Note that a badly-behaved callee could hold into the MBO indefinitely, but that is not very different from behaving badly by never unqueuing requests.

Preserving message ordering across channels

The MBMQ model is able to preserve the ordering of messages sent on different channels that are handled by the same server process. This means that, for example, if message M1 is sent on channel C1 and then message M2 is sent on channel C2, the server process can ensure that the messages are processed in the order they were sent. The server just has to ensure that C1 and C2 have the same MsgQueue set as their destination, which will preserve the message ordering within the MsgQueue.

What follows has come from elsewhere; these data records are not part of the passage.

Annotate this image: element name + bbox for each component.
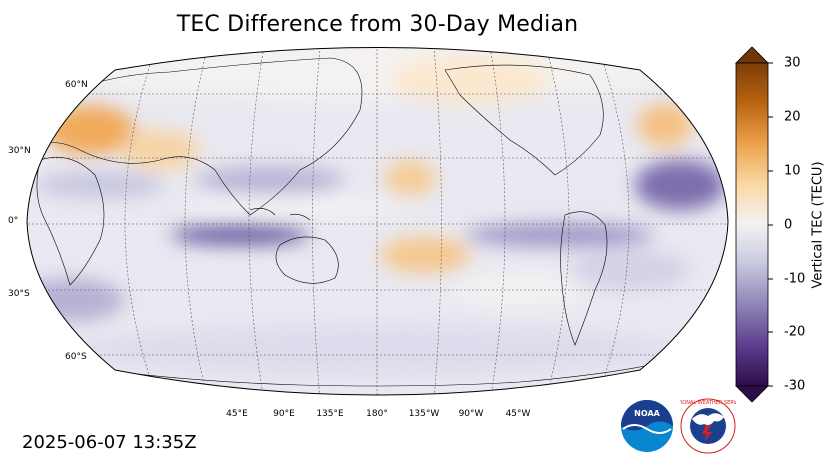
colorbar-tick-label: -30 bbox=[784, 378, 806, 394]
lon-label-135e: 135°E bbox=[316, 409, 344, 419]
colorbar-tick-label: -10 bbox=[784, 271, 806, 287]
svg-text:NATIONAL WEATHER SERVICE: NATIONAL WEATHER SERVICE bbox=[680, 400, 736, 406]
colorbar-tick-label: 30 bbox=[784, 55, 801, 71]
nws-logo: NATIONAL WEATHER SERVICE bbox=[680, 398, 736, 454]
svg-text:NOAA: NOAA bbox=[634, 409, 660, 418]
lat-label-60n: 60°N bbox=[65, 80, 88, 90]
colorbar-top-arrow bbox=[735, 46, 769, 64]
lon-label-45w: 45°W bbox=[505, 409, 531, 419]
lon-label-45e: 45°E bbox=[226, 409, 248, 419]
noaa-logo: NOAA bbox=[621, 400, 673, 452]
chart-title: TEC Difference from 30-Day Median bbox=[176, 12, 579, 37]
timestamp: 2025-06-07 13:35Z bbox=[22, 432, 197, 453]
lon-label-180: 180° bbox=[366, 409, 388, 419]
gridlines bbox=[27, 47, 728, 395]
lat-label-30s: 30°S bbox=[8, 289, 30, 299]
lon-label-135w: 135°W bbox=[408, 409, 440, 419]
lat-label-60s: 60°S bbox=[65, 352, 87, 362]
lat-label-30n: 30°N bbox=[8, 146, 31, 156]
colorbar-bar bbox=[735, 62, 769, 387]
lon-label-90e: 90°E bbox=[273, 409, 295, 419]
colorbar bbox=[735, 46, 773, 403]
colorbar-tick-label: 20 bbox=[784, 109, 801, 125]
map-field bbox=[27, 47, 728, 395]
map-boundary bbox=[26, 47, 729, 396]
colorbar-tick-label: -20 bbox=[784, 324, 806, 340]
lat-label-0: 0° bbox=[8, 216, 19, 226]
lon-label-90w: 90°W bbox=[458, 409, 484, 419]
colorbar-label: Vertical TEC (TECU) bbox=[810, 161, 826, 289]
colorbar-tick-label: 0 bbox=[784, 217, 793, 233]
colorbar-tick-label: 10 bbox=[784, 163, 801, 179]
colorbar-bottom-arrow bbox=[735, 385, 769, 403]
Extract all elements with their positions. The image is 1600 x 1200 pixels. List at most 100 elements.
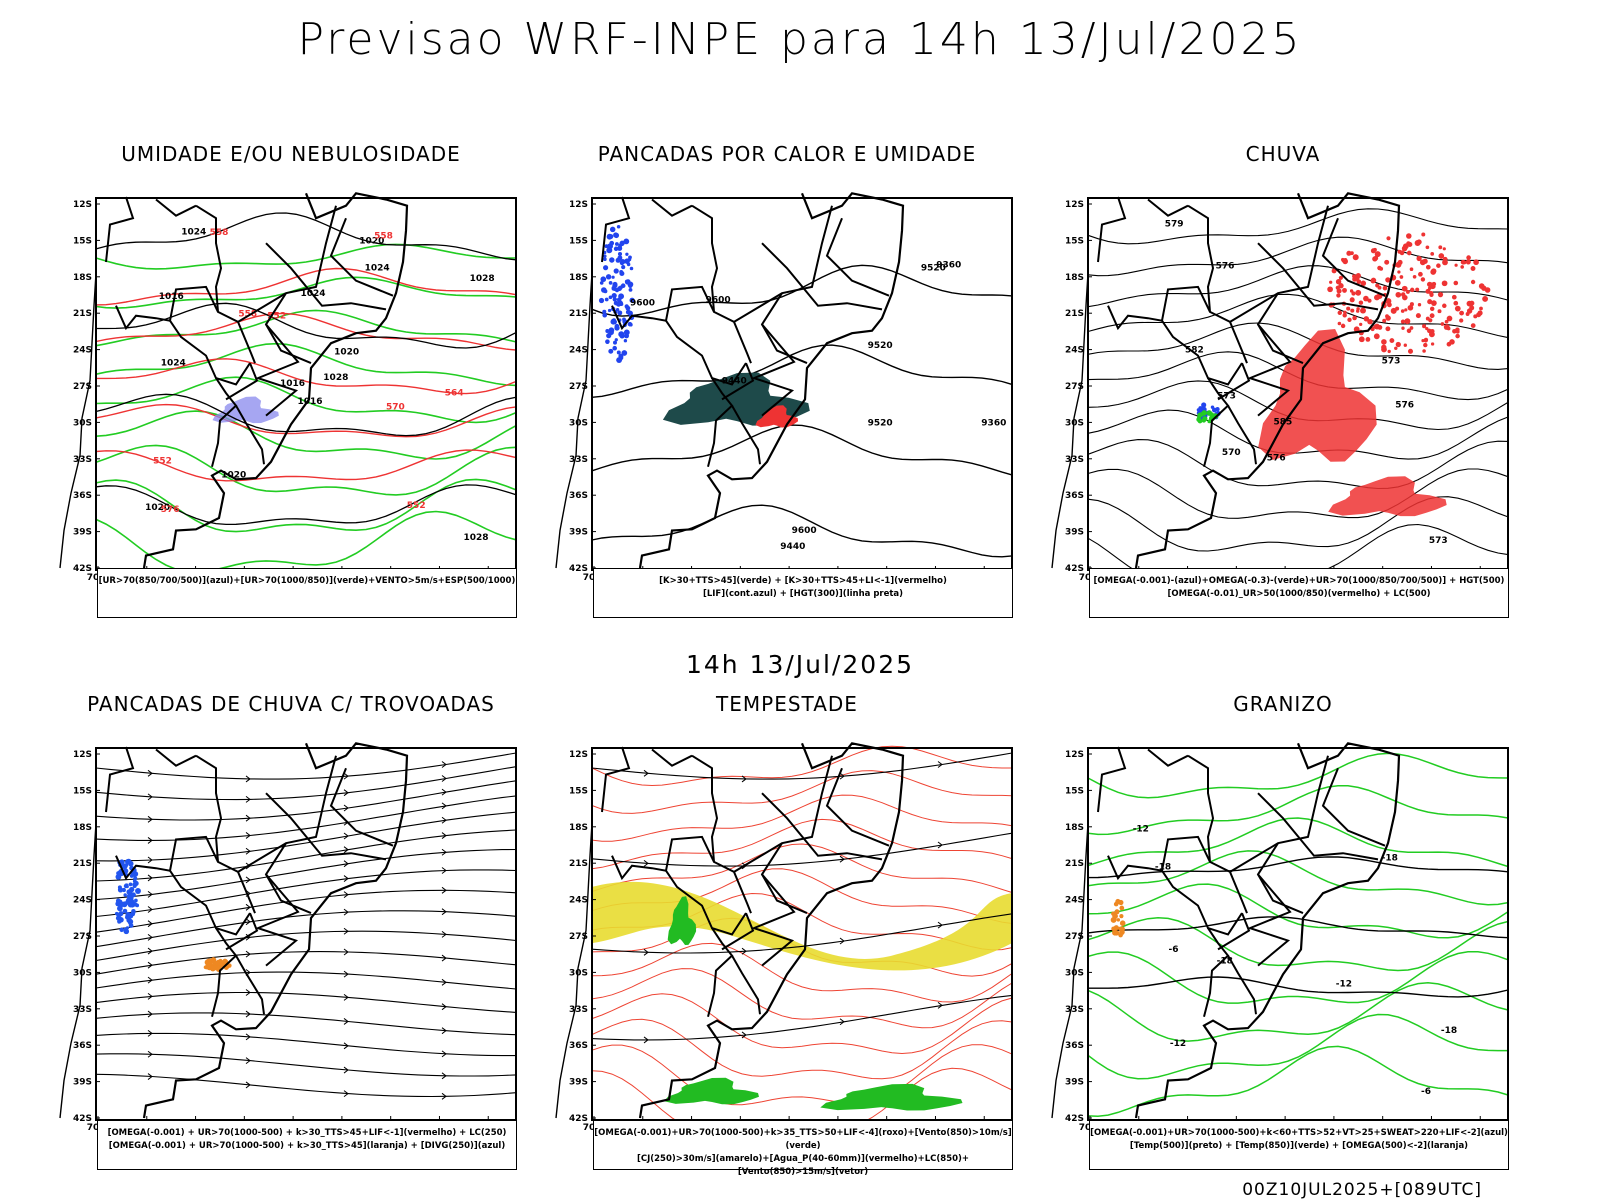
streamline-arrow xyxy=(245,1057,251,1065)
lat-tick-label: 21S xyxy=(1065,859,1084,869)
legend-tempestade: [OMEGA(-0.001)+UR>70(1000-500)+k>35_TTS>… xyxy=(593,1120,1013,1177)
streamline-arrow xyxy=(343,846,349,854)
streamline-arrow xyxy=(343,993,349,1001)
lat-tick-label: 30S xyxy=(73,418,92,428)
plot-background xyxy=(592,198,1012,570)
streamline-arrow xyxy=(441,1072,447,1080)
state-border xyxy=(195,754,256,914)
rain-speckle xyxy=(1470,279,1476,285)
state-border xyxy=(211,377,238,468)
lifted-index-contour xyxy=(603,265,609,271)
streamline-arrow xyxy=(441,954,447,962)
legend-line: [OMEGA(-0.001)+UR>70(1000-500)+k>35_TTS>… xyxy=(594,1128,1012,1151)
rain-speckle xyxy=(1437,309,1442,314)
rain-speckle xyxy=(1409,287,1415,293)
lat-tick-label: 36S xyxy=(73,1041,92,1051)
state-border xyxy=(665,320,747,386)
rain-speckle xyxy=(1395,291,1402,298)
lat-tick-label: 15S xyxy=(569,786,588,796)
lifted-index-contour xyxy=(601,287,607,293)
contour-label: -12 xyxy=(1170,1039,1186,1049)
lat-tick-label: 12S xyxy=(1065,200,1084,210)
contour-label: 1024 xyxy=(365,263,390,273)
page-title: Previsao WRF-INPE para 14h 13/Jul/2025 xyxy=(297,14,1303,65)
state-border xyxy=(761,242,883,311)
rain-speckle xyxy=(1399,275,1404,279)
temp-850-contour xyxy=(1087,982,1509,1042)
lifted-index-contour xyxy=(613,268,619,274)
legend-line: [OMEGA(-0.001) + UR>70(1000-500) + k>30_… xyxy=(108,1141,506,1151)
lat-tick-label: 21S xyxy=(569,309,588,319)
legend-line: [LIF](cont.azul) + [HGT(300)](linha pret… xyxy=(702,589,904,599)
lifted-index-contour xyxy=(615,308,620,312)
lifted-index-contour xyxy=(619,270,625,277)
rain-speckle xyxy=(1442,303,1447,309)
rain-speckle xyxy=(1422,324,1427,329)
state-border xyxy=(1187,754,1248,914)
state-border xyxy=(1147,198,1189,217)
humidity-contour xyxy=(95,410,517,460)
streamline-arrow xyxy=(343,1066,349,1074)
divergence-area xyxy=(133,880,139,887)
humidity-contour xyxy=(95,444,517,496)
coastline xyxy=(638,742,905,1119)
rain-speckle xyxy=(1466,255,1471,260)
lat-tick-label: 24S xyxy=(1065,896,1084,906)
plot-background xyxy=(96,748,516,1120)
rain-speckle xyxy=(1360,280,1367,287)
state-border xyxy=(169,870,251,936)
rain-speckle xyxy=(1404,318,1411,325)
height-contour xyxy=(1087,236,1509,277)
state-border xyxy=(1227,955,1257,1015)
rain-speckle xyxy=(1337,310,1343,316)
rain-speckle xyxy=(1356,307,1360,311)
humidity-contour xyxy=(95,478,517,533)
divergence-area xyxy=(130,871,136,877)
streamline-arrow xyxy=(741,947,747,955)
rain-speckle xyxy=(1449,339,1455,345)
lat-tick-label: 30S xyxy=(1065,968,1084,978)
state-border xyxy=(751,323,796,417)
streamline-arrow xyxy=(343,875,349,882)
lat-tick-label: 18S xyxy=(1065,823,1084,833)
coastline xyxy=(142,192,409,569)
rain-speckle xyxy=(1446,315,1453,322)
lat-tick-label: 39S xyxy=(73,528,92,538)
rain-speckle xyxy=(1377,285,1382,290)
omega-area xyxy=(1210,405,1215,409)
lat-tick-label: 15S xyxy=(569,236,588,246)
rain-speckle xyxy=(1430,342,1435,346)
rain-speckle xyxy=(1418,271,1423,277)
contour-label: 582 xyxy=(1185,345,1204,355)
divergence-area xyxy=(128,919,134,925)
rain-speckle xyxy=(1385,326,1391,332)
omega-area xyxy=(1201,402,1207,408)
jet-stream-area xyxy=(592,881,1012,971)
state-border xyxy=(1257,242,1379,311)
state-border xyxy=(1097,746,1127,813)
streamline-arrow xyxy=(937,1001,943,1009)
temp-850-contour xyxy=(1087,784,1509,836)
map-plot: 9600 960095209600952094409520944093609360… xyxy=(555,192,1013,583)
rain-speckle xyxy=(1437,291,1444,298)
streamline-arrow xyxy=(441,886,447,894)
omega-500-area xyxy=(1118,926,1123,931)
rain-speckle xyxy=(1470,266,1476,271)
contour-label: 564 xyxy=(445,388,464,398)
contour-label: 576 xyxy=(1216,261,1235,271)
panel-title: UMIDADE E/OU NEBULOSIDADE xyxy=(121,142,461,166)
rain-speckle xyxy=(1387,349,1391,354)
rain-speckle xyxy=(1373,255,1379,261)
state-border xyxy=(265,242,387,311)
lifted-index-contour xyxy=(612,297,617,302)
streamline-arrow xyxy=(147,992,153,1000)
lat-tick-label: 18S xyxy=(73,823,92,833)
lat-tick-label: 18S xyxy=(569,273,588,283)
rain-speckle xyxy=(1443,324,1450,330)
state-border xyxy=(1247,323,1292,417)
humidity-contour xyxy=(95,243,516,270)
rain-speckle xyxy=(1453,300,1459,306)
streamline-arrow xyxy=(245,876,251,884)
lifted-index-contour xyxy=(614,323,620,329)
streamline-arrow xyxy=(147,815,153,823)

In contrast, Zircon's current IPC primitives are not able to preserve message ordering in this case, because channels C1 and C2 have separate message queues. As messages are enqueued onto those queues, the information about their interleaving is lost. Zircon currently preserves message ordering only within a channel, not between channels.

Notes on terminology

Role of the “key” values

In this document, the term “key” has essentially the same meaning as in Zircon's current zx_object_wait_async() and zx_port_wait() syscalls.

In the MBMQ model, a key value is used by a process to identify which of its incoming channels a message came from, or which of its earlier requests an incoming reply corresponds to. A process can use whatever key values it wants when passing them to zx_object_wait_async() or zx_object_set_msgqueue(). We expect that the typical usage will be for a process to treat a key as being a pointer to some data structure in its address space.

“Caller” and “callee”

We are using the terms “caller” and “callee” to emphasise that these roles are relative to a particular interaction. The “caller” is the process that sends a request and may later receive a reply. The “callee” is the process that receives a request and may send a reply. We can't use the terms “sender” and “receiver” for these two roles because the caller and callee may both send and receive messages.

An alternative pair of terms would be “client” and “server”. We are avoiding those terms, for two reasons:

  • Firstly, a process that is a server in one interaction can be the client in another interaction.
  • Secondly, a server process may send callback messages to its clients (e.g. send-only request messages). In such cases, we choose to say that the server remains a server but acts as a caller when sending a message to its clients.

The terms “caller” and “callee” are commonly used in the context of programming languages and compilers where it is clear that a function may be a callee in one case and a caller in another case.

Acknowledgements

The concept of MBOs, with the MBO acting as both a reusable message buffer and a return path, is due to Corey Tabaka.